知識のない国民はこれを聞いて同調し、ブレグジットに賛成したのです。投票結果を見ると、ロンドンの市民はステイ、高学歴者や若い人もステイでした。しかし、中年以上の人びと、地方に住む人びと、あるいは新聞を読まない人が離脱に投じたのです。ところがさらに驚くべきことに、離脱結果が出るやファラージュ党首が雲隠れしました。ジョンソン市長も自分に責任はないと言い逃れる始末です。
●我々は、グローバルブリテンだ
キャメロン首相の後任は、テリーザ・メイ首相です。メイ氏は目が大きくて、背も高く、美人です。よく花柄のハイヒールを履いているところが新聞の写真に出ていますが、おしゃれと言われています。花柄のハイヒールがおしゃれなのかは分からないですが。

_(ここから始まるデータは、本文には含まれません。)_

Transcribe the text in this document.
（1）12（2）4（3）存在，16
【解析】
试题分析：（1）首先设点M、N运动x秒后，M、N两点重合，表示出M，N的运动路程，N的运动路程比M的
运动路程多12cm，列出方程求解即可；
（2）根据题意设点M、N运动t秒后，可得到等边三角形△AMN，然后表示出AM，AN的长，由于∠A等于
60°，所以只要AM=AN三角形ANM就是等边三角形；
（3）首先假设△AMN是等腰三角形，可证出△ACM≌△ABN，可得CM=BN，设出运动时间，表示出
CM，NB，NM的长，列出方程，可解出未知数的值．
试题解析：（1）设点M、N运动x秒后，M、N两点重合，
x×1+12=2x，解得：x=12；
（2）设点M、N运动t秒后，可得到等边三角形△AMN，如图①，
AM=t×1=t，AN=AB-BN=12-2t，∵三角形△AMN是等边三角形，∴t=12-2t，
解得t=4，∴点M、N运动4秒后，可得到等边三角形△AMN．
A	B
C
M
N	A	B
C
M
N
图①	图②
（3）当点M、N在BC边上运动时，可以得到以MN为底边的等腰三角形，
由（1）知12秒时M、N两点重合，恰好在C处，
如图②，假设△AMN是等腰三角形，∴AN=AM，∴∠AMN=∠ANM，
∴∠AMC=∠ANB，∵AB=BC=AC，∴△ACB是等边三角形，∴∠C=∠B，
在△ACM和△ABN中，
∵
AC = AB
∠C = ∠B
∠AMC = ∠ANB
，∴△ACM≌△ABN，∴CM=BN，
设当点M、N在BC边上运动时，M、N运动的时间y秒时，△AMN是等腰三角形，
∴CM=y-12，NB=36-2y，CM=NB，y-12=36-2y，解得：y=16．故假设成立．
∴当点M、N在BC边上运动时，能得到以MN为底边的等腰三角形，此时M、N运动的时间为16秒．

もともと苦労して育った人で、エリートではありません。アルバイトをしながら区会議員をしていたという経歴の持ち主です。キャメロン政権で、彼女は内務大臣に任命されました。内務大臣は、昔の日本にも内務省がありましたが、それとほとんど近い形で、4大要職のうちの1つです。総理大臣、財務大臣、外務大臣、内務大臣と重要な役職です。それを6年も務めました。
しかし、彼女はイギリスでは「bloody difficult woman(ひどく難しい女)」という評判です。あるいは「ice Queen」とか「Cold Fish」とも言われています。冷たい魚ですから、誰も食べたくないということでしょう。
キャメロン氏の後任を決める保守党党首選挙の第2回投票では、メイ氏が199票、女性の対抗馬アンドレア・レッドサム氏は84票、さらにゴーブ氏が46票を獲得します。最下位のゴーブ氏が落選し、決選投票ということになるはずでしたが、レッドサム氏が自ら辞退しました。こうしてメイ氏が保守党党首になったのです。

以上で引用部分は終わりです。